Integrating surveys and administrative data

Administrative data are often used to update the farm register and to improve the sample design for agricultural surveys. At Statistics Canada, a possible integration of administrative data and surveys is foreseen: 'Efforts are underway to explore the wealth of data available and to determine how they can be used to better understand our respondents and to improve sample selection to reduce burden' (Korporal, 2005).

A review of statistical methodologies for integration of surveys and administrative data is given in the ESSnet Statistical Methodology Project on Integration of Surveys and Administrative Data (ESSnet ISAD, 2008), which focuses mainly on probabilistic record linkage, statistical matching and micro integration processing. For a review of the methods for measuring the quality of estimates when combining survey and administrative data, see Lavallee (2005).
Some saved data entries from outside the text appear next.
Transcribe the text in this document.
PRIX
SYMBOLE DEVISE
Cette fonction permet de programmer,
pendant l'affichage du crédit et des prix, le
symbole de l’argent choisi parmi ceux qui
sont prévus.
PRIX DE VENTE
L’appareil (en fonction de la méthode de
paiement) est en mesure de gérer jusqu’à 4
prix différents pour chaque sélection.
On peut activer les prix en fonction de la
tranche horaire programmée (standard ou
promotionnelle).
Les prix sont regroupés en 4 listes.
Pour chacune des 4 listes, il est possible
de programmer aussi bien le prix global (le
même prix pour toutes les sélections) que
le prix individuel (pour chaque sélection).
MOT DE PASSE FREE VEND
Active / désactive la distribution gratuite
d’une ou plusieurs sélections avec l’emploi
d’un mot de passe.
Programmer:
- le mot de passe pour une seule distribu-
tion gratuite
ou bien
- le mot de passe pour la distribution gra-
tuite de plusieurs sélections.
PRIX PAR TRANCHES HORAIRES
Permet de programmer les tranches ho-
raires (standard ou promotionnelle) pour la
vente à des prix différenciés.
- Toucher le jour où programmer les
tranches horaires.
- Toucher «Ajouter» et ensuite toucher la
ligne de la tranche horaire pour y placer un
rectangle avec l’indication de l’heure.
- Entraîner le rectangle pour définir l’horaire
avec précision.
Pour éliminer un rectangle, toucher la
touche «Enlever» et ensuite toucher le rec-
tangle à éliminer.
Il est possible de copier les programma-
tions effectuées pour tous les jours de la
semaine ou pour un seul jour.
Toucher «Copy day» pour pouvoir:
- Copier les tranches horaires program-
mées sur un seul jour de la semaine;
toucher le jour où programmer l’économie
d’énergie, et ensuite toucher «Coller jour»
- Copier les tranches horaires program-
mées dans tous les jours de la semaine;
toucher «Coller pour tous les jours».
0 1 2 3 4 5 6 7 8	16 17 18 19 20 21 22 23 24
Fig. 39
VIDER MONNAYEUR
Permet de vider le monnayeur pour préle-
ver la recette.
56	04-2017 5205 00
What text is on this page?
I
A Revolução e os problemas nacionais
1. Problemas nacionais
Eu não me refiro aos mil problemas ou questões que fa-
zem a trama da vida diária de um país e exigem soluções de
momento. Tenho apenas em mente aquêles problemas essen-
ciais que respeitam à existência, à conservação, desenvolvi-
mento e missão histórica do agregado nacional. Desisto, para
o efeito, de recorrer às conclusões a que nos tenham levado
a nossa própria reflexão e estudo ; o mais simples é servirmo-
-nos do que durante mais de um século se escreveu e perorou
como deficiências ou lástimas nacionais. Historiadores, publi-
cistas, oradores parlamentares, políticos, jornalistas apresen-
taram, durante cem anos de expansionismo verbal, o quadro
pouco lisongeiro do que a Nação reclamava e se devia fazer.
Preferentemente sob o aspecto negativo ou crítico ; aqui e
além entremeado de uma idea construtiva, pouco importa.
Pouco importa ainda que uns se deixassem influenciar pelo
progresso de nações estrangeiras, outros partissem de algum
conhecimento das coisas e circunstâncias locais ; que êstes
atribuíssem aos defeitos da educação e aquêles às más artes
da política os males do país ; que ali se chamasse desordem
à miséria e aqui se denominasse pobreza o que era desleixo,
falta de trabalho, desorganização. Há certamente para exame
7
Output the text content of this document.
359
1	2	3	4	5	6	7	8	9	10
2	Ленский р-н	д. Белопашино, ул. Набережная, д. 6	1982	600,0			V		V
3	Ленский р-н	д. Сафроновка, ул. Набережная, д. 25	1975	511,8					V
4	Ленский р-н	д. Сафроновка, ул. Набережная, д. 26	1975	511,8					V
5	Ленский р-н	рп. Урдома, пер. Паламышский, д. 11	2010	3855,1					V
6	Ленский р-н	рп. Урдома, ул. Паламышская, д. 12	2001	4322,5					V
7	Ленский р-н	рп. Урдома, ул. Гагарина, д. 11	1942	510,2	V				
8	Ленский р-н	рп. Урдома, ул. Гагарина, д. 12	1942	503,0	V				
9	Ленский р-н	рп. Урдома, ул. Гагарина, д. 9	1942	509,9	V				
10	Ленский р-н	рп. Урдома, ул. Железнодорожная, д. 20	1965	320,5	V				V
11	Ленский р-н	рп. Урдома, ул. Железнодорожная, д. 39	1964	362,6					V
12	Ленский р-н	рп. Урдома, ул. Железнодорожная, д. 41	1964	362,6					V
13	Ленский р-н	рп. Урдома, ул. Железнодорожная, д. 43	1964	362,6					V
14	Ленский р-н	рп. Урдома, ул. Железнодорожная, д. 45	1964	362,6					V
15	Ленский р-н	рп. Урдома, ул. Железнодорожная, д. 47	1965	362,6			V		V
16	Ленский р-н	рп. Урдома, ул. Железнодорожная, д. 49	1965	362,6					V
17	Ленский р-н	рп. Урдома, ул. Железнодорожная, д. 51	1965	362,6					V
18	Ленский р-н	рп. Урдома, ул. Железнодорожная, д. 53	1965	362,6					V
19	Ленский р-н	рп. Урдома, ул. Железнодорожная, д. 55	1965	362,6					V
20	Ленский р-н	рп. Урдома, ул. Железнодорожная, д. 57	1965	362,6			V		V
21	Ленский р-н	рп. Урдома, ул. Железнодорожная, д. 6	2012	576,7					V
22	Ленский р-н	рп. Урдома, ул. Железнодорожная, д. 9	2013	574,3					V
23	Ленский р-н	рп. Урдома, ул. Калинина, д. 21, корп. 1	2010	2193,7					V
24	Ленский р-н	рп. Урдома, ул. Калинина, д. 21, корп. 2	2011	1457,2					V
Problems connected with confidentiality issues are frequent when data have to be retrieved from different registers as well as when survey data are combined with register data. One example is given by the Italian experiment on the measurement of self-employment income within EU-SILC (European Union Statistics on Income and Living Conditions); see ESSnet ISAD (2008). Since 2004, the Italian team has carried out multi-source data collection, based on face-to-face interview and on linkage of administrative with survey data in order to improve data quality on income components and relative earners by means of imputation of item non-responses and reduction of measurement errors. Administrative and survey data are integrated at micro level by linking individuals through key variables. However, 'the Personal Tax Annual Register, including all the Italian tax codes, cannot be used directly by Istat (the Italian Statistical Institute). Therefore, record linkage has to be performed by the tax agency on Istat's behalf. The exact linkage performed by the Tax Agency produces 7.8% unmatched records that are partially retrieved by means of auxiliary information (1.5%).'